A quantitative study of morphological reorganization following chronic optic deafferentation in the adult cat dorsal lateral geniculate nucleus

Neuronal and synaptic reorganization in the lateral geniculate nucleus (dLGN) of adult cats following chronic visual deafferentation has been investigated with the aid of GABA immunocytochemistry and quantitative electron microscopy. The main purpose of this study was to establish the morphological counterpart of the functional plasticity of dLGN relay cells after total visual deafferentation (Eysel: Brain Res. 166 :259–271, '79). The results provide evidence that the regained excitability of relay cells is not the result of disinhibition (caused hypothetically by the selective loss of GABAergic cells) since the proportion of GABA‐positive and GABA‐negative cells as well as the inhibitory synaptic density did not change. The alternative suggestion that the enhanced excitability could be the result of compensatory axonal sprouting by corticothalamic fibers had also to be dropped: the absolute number of corticothalamic axons to the deafferented dLGN remains unchanged.
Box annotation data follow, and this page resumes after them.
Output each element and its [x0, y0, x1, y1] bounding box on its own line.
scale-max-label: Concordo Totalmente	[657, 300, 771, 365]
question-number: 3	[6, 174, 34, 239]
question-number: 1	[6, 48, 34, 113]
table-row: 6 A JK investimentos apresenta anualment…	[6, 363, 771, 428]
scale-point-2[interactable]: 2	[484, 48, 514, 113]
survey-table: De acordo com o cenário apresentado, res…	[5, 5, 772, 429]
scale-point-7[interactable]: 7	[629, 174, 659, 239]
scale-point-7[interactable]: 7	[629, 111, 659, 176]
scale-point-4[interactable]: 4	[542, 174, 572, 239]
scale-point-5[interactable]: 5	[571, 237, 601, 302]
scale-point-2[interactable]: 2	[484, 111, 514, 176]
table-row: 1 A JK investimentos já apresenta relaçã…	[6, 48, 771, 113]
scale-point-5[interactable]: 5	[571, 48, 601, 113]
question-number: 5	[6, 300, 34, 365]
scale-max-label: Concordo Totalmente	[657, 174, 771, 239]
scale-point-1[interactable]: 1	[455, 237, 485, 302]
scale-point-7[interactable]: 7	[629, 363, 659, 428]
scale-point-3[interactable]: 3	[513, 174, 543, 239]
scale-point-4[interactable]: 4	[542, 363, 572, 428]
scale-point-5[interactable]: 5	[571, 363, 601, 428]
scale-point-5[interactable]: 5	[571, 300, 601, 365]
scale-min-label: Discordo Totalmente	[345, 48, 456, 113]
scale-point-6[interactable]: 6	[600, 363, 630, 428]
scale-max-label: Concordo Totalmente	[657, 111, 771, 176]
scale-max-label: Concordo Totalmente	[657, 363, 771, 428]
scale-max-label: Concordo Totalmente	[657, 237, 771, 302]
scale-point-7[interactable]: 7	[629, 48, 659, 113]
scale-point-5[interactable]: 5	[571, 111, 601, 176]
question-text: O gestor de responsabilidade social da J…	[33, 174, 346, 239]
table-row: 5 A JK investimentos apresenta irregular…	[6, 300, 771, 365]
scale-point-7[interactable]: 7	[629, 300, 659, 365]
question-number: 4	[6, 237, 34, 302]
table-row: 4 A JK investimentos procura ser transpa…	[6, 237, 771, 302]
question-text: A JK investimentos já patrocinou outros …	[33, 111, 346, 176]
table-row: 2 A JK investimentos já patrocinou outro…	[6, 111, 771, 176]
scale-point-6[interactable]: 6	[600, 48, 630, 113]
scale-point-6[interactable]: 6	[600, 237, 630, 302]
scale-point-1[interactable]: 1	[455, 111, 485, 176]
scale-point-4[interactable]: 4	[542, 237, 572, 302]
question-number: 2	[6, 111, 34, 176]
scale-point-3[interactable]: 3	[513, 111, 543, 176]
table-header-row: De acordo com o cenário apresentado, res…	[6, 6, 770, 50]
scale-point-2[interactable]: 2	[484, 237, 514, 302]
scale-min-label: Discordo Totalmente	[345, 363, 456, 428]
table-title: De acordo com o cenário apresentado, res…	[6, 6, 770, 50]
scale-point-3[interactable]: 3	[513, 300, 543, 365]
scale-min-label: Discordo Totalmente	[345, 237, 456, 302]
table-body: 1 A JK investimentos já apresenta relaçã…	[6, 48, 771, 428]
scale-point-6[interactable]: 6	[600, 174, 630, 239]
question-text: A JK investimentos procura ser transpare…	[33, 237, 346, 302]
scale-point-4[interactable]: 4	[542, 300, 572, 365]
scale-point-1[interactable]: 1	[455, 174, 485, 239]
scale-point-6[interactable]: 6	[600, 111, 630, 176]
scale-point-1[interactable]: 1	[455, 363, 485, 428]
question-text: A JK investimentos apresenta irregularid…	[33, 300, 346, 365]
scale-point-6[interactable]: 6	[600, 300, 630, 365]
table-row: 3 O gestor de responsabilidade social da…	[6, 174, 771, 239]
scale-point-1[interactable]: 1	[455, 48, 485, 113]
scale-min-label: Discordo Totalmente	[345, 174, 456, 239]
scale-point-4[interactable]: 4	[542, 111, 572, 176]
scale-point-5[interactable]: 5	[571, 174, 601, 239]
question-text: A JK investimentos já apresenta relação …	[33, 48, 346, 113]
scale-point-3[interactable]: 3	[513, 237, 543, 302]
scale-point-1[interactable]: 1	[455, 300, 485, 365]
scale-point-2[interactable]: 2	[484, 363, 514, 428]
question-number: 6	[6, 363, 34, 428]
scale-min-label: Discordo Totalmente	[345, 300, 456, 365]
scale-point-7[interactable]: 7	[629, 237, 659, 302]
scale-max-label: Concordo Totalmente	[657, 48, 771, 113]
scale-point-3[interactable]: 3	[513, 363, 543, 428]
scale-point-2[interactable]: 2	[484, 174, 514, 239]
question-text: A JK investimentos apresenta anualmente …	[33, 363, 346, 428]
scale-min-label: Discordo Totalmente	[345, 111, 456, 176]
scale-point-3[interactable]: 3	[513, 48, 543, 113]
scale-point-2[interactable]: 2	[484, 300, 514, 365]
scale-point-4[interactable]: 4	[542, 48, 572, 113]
Because of shrinkage of the dendritic trees of dLGN neurons, however, the density of cortical synaptic input at dLGN cells becomes elevated by almost 60%. It is suggested that the regained excitability of relay neurons is the consequence of the combined effects of (1) adaptive (structural) reduction in size (“atrophy”) of retinally denervated nerve cells, and, as a consequence, (2) increase of input resistance, (3) reduced shunting effects, and (4) relative increase in density of the excitatory cortical input per neuron.